Defendant argues that its redesignation of Plaintiff's leave status cannot be the basis for a retaliation claim because it was asserted only as a defense in its pending motion to dismiss Plaintiff's first amended complaint and is protected by the judicial proceedings privilege. Defendant's objection to Plaintiff's proposed amendment is in the nature of a motion to dismiss for failure to state a claim. Such a motion may only be granted if, taking all facts alleged in the complaint as true, and construing the complaint liberally in the light most favorable to the plaintiff, it appears beyond a doubt that the plaintiff can prove no set of facts which would entitle the plaintiff to relief. Carpenter Outdoor Adver. Co. v. City of Fenton, 251 F.3d 686, 688 (8th Cir. 2001).

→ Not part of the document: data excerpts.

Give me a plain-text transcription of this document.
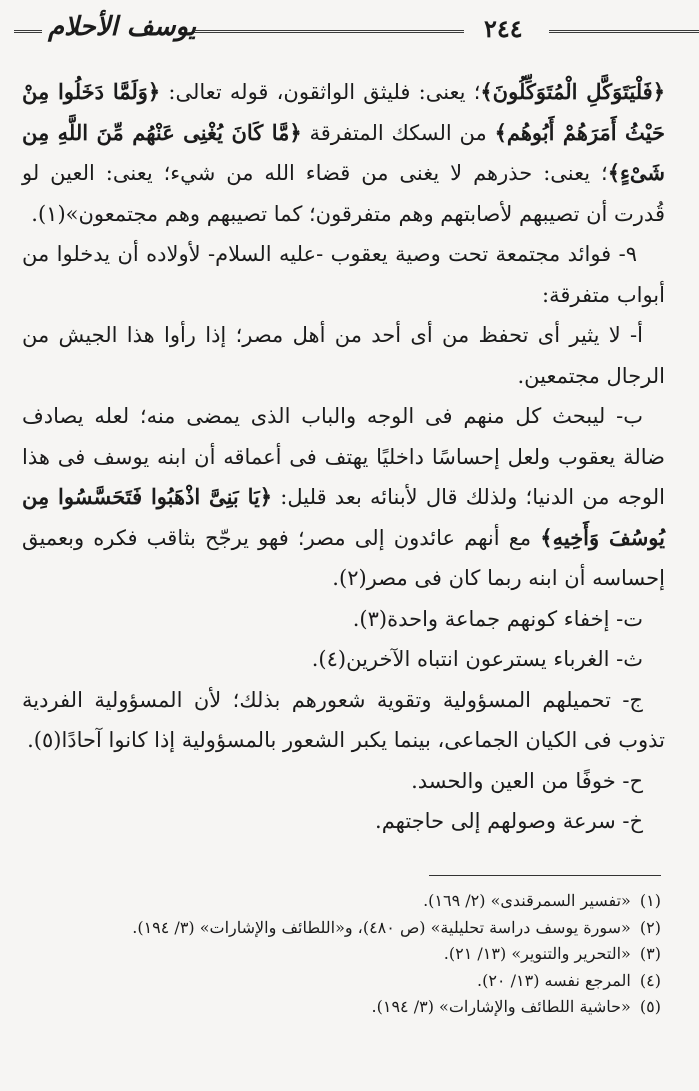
يوسف الأحلام	٢٤٤

﴿فَلْيَتَوَكَّلِ الْمُتَوَكِّلُونَ﴾؛ يعنى: فليثق الواثقون، قوله تعالى: ﴿وَلَمَّا دَخَلُوا مِنْ حَيْثُ أَمَرَهُمْ أَبُوهُم﴾ من السكك المتفرقة ﴿مَّا كَانَ يُغْنِى عَنْهُم مِّنَ اللَّهِ مِن شَىْءٍ﴾؛ يعنى: حذرهم لا يغنى من قضاء الله من شيء؛ يعنى: العين لو قُدرت أن تصيبهم لأصابتهم وهم متفرقون؛ كما تصيبهم وهم مجتمعون»(١).

٩- فوائد مجتمعة تحت وصية يعقوب -عليه السلام- لأولاده أن يدخلوا من أبواب متفرقة:

أ- لا يثير أى تحفظ من أى أحد من أهل مصر؛ إذا رأوا هذا الجيش من الرجال مجتمعين.

ب- ليبحث كل منهم فى الوجه والباب الذى يمضى منه؛ لعله يصادف ضالة يعقوب ولعل إحساسًا داخليًا يهتف فى أعماقه أن ابنه يوسف فى هذا الوجه من الدنيا؛ ولذلك قال لأبنائه بعد قليل: ﴿يَا بَنِىَّ اذْهَبُوا فَتَحَسَّسُوا مِن يُوسُفَ وَأَخِيهِ﴾ مع أنهم عائدون إلى مصر؛ فهو يرجّح بثاقب فكره وبعميق إحساسه أن ابنه ربما كان فى مصر(٢).

ت- إخفاء كونهم جماعة واحدة(٣).

ث- الغرباء يسترعون انتباه الآخرين(٤).

ج- تحميلهم المسؤولية وتقوية شعورهم بذلك؛ لأن المسؤولية الفردية تذوب فى الكيان الجماعى، بينما يكبر الشعور بالمسؤولية إذا كانوا آحادًا(٥).

ح- خوفًا من العين والحسد.

خ- سرعة وصولهم إلى حاجتهم.

(١) «تفسير السمرقندى» (٢/ ١٦٩).
(٢) «سورة يوسف دراسة تحليلية» (ص ٤٨٠)، و«اللطائف والإشارات» (٣/ ١٩٤).
(٣) «التحرير والتنوير» (١٣/ ٢١).
(٤) المرجع نفسه (١٣/ ٢٠).
(٥) «حاشية اللطائف والإشارات» (٣/ ١٩٤).
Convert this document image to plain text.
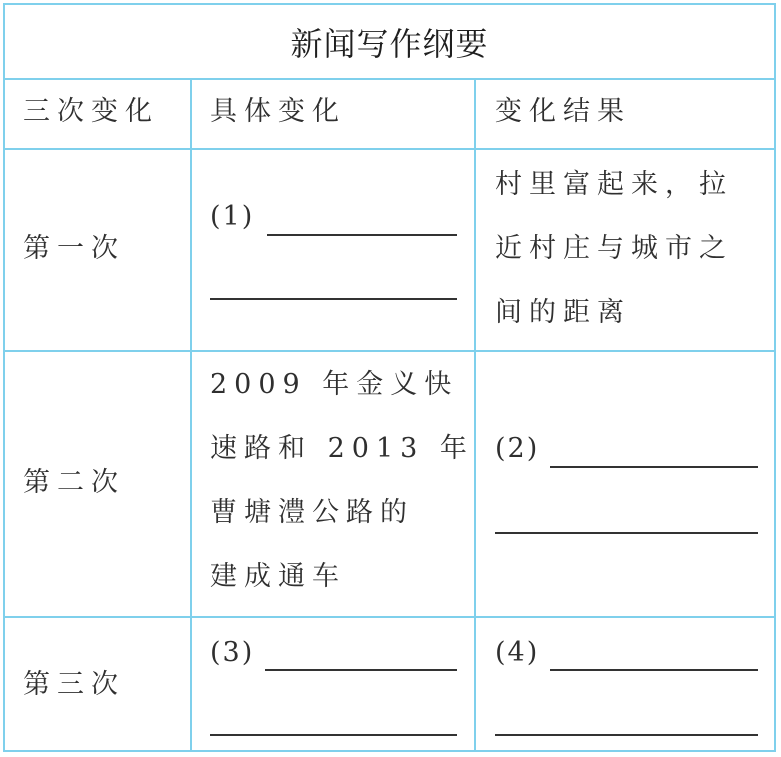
新闻写作纲要
三次变化 具体变化	变化结果
第一次
(1)
村里富起来，拉
近村庄与城市之
间的距离
第二次
2009 年金义快
速路和 2013 年
曹塘澧公路的
建成通车
(2)
第三次
(3)	(4)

The Court finds the facts alleged in the proposed amended complaint, liberally construed in the light most favorable to Plaintiff, are sufficient to state a claim for retaliation. Thus, Plaintiff's motion for leave to amend will be granted and Defendant's motion to dismiss directed to the first amended complaint will be denied as moot. In light of these rulings, the Court will no longer require the parties to file a joint scheduling plan for limited discovery on the FMLA application issue.
IT IS HEREBY ORDERED that Plaintiff's Motion for Leave to File her Second Amended Complaint  is GRANTED.
IT IS FURTHER ORDERED that Defendant's Motion to Dismiss  is DENIED as moot.
IT IS FINALLY ORDERED that the Court's order directing the parties to file a joint proposed scheduling plan for limited discovery [31, 34] is VACATED.
Dated this 13th day of September, 2018.